Die Digitalisierung hat die Anforderungen an das Denken verändert
Wirken sie sich positiv auf die Intelligenz aus oder lassen sie Menschen womöglich sogar verdummen? Jakob Pietschnig stellt fest: „Immer wieder wird vermutet, dass das Benutzen von Computern, Tablets und Handys unser Fähigkeit, logisch und abstrakt zu denken, beiläufig trainiert und so zu besseren Testleistungen führt.“ Mit Sicherheit ist es so, dass die Digitalisierung die Anforderungen an das Denken der Menschen verändert hat. Die Frage, ob es einen Zusammenhang zwischen Digitalisierung und Intelligenz gibt, kann von zwei unterschiedlichen Blickwinkeln aus gestellt und auch beantwortet werden.

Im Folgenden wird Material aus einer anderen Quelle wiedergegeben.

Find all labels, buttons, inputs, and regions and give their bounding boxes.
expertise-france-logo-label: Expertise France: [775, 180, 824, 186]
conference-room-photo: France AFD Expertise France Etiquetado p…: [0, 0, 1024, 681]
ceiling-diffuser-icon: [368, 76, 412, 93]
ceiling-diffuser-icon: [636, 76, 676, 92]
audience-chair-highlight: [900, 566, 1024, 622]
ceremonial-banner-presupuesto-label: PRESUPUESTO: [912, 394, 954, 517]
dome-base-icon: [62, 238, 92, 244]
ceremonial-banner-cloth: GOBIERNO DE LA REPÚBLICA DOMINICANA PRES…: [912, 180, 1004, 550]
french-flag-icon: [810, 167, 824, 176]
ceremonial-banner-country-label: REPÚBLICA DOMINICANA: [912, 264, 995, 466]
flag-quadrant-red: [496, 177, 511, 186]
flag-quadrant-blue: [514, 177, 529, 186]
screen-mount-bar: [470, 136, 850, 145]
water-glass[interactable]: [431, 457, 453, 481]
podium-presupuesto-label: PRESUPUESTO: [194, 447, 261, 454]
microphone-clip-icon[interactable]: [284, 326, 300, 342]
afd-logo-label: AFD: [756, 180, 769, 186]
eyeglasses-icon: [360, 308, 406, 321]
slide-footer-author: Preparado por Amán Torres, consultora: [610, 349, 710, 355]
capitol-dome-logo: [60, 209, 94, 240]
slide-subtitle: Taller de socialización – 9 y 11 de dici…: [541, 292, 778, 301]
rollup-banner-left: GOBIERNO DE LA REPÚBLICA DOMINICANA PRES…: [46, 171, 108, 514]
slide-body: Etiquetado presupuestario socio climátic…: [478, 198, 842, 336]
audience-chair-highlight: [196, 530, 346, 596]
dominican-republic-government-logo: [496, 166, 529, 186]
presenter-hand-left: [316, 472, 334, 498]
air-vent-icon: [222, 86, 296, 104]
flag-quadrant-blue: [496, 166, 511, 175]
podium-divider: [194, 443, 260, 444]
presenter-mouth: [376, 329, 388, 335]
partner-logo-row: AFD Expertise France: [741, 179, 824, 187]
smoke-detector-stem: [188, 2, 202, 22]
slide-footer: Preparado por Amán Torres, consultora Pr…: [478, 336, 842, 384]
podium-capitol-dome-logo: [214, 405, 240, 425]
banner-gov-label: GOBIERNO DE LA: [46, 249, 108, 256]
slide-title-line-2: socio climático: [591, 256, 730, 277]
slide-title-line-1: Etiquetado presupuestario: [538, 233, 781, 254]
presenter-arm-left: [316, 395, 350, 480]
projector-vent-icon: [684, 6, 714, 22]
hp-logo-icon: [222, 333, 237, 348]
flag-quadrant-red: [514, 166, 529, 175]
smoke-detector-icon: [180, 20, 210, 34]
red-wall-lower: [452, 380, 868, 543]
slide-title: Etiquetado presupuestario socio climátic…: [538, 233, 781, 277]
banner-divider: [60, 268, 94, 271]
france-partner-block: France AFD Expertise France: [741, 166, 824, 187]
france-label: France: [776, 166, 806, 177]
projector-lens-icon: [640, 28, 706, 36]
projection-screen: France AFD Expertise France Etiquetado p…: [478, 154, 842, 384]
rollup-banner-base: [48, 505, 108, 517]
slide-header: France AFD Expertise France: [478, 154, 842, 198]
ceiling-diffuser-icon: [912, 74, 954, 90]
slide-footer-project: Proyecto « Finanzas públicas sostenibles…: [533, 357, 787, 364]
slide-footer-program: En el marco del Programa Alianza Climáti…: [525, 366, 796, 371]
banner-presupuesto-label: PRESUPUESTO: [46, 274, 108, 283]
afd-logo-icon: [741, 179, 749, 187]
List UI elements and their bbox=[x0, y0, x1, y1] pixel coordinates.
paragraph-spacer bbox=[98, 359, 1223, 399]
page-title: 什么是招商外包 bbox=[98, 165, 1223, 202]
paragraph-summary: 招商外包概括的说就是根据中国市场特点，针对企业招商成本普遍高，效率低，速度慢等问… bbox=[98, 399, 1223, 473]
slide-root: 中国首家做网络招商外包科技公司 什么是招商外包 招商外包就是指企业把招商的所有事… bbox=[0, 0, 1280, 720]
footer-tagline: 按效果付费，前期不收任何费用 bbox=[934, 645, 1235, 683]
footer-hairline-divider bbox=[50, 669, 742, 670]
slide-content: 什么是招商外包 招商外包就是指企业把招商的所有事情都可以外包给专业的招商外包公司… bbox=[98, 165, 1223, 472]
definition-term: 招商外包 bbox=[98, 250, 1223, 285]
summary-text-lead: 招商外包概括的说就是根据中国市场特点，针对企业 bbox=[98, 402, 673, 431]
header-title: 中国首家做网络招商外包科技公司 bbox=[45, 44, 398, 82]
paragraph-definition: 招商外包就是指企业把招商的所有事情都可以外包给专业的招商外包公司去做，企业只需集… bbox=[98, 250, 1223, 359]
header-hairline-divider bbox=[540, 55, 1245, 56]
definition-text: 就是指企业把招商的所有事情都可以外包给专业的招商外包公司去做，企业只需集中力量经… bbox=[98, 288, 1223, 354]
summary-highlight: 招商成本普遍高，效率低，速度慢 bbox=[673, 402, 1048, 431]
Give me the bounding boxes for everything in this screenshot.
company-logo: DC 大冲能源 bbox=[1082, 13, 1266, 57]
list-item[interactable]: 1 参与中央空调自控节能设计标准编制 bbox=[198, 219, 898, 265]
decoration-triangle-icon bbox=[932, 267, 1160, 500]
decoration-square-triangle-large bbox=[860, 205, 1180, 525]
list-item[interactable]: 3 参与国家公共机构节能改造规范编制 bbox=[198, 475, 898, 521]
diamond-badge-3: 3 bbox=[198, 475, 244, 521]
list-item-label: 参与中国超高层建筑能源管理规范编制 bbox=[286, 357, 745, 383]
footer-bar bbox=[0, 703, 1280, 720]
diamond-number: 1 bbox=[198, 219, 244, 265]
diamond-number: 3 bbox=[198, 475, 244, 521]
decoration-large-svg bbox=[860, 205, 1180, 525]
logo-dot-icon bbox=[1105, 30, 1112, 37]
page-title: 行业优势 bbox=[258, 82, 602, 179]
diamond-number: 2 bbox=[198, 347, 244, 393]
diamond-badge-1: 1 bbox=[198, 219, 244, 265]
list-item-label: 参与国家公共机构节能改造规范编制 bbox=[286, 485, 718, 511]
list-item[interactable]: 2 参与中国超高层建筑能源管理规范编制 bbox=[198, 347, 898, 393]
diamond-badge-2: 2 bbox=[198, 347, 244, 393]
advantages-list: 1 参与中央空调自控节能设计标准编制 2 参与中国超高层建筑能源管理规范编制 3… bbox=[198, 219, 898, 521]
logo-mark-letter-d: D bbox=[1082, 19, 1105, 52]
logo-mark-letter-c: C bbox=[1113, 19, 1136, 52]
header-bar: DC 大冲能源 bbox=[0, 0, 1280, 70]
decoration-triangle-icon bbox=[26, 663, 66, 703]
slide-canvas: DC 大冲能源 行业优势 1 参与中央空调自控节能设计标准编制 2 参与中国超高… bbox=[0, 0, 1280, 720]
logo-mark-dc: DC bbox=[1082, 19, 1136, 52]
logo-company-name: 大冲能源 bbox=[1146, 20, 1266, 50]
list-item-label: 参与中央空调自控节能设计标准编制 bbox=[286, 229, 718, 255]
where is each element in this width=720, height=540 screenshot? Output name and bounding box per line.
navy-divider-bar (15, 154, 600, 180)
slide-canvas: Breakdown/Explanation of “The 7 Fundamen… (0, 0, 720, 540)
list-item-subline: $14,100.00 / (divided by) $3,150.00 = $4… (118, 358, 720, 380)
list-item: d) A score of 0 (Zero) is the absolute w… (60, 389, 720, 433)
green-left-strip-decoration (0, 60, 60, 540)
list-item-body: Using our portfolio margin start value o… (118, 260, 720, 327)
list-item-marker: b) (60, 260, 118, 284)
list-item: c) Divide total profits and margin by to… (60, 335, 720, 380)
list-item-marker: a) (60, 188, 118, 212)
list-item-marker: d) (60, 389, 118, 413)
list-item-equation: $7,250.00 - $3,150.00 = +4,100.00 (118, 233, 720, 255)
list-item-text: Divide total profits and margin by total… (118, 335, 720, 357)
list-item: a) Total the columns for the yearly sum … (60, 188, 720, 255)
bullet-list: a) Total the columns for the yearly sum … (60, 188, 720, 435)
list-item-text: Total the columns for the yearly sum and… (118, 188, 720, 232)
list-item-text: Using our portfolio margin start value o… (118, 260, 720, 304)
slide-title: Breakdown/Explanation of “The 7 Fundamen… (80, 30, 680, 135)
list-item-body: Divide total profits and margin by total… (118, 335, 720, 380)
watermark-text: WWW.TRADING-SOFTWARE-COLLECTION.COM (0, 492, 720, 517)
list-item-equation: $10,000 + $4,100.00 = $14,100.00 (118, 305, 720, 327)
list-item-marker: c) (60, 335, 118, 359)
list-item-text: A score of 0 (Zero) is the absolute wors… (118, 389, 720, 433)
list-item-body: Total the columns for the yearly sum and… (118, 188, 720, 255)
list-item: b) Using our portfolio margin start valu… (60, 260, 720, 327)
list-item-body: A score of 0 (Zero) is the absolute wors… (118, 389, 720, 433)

Kulturoptimisten gehen davon aus, dass moderne Technologien Intelligenz begünstigen. Sie nehmen an, dass der Umgang mit den komplexen Geräten des modernen Alltags viel Intelligenz erfordert – und Letztere damit fördert. Jakob Pietschnig fügt hinzu: „Tatsächlich erscheint es aus dieser Perspektive auch als plausibel, dass unsere kognitiven Fähigkeiten von der Digitalisierung profitieren. Man denke etwa an Computerspiele. Um solche erfolgreich zu meistern, muss man Aufgaben bewältigen, die im Laufe des Spiels immer anspruchsvoller werden.“
Das Fernsehen trug zur Anhebung des Grundwortschatzes bei
Seit ihrem Aufkommen gibt es Verfechter der Meinung, Computerspiele würden mehr nützen als schaden. Jakob Pietschnig ergänzt: „Neben dem Spielen kann man natürlich vor allem auch das Arbeiten am Computer und die Nutzung des Internets im Allgemeinen als informelle Lernumgebung betrachten, die unsere kognitiven Fähigkeiten fördert, und zwar insbesondere die Fähigkeiten im visuell-räumlichen Bereich.“ Durchaus können Parallelen zum Phänomen des Fernsehens gezogen werden.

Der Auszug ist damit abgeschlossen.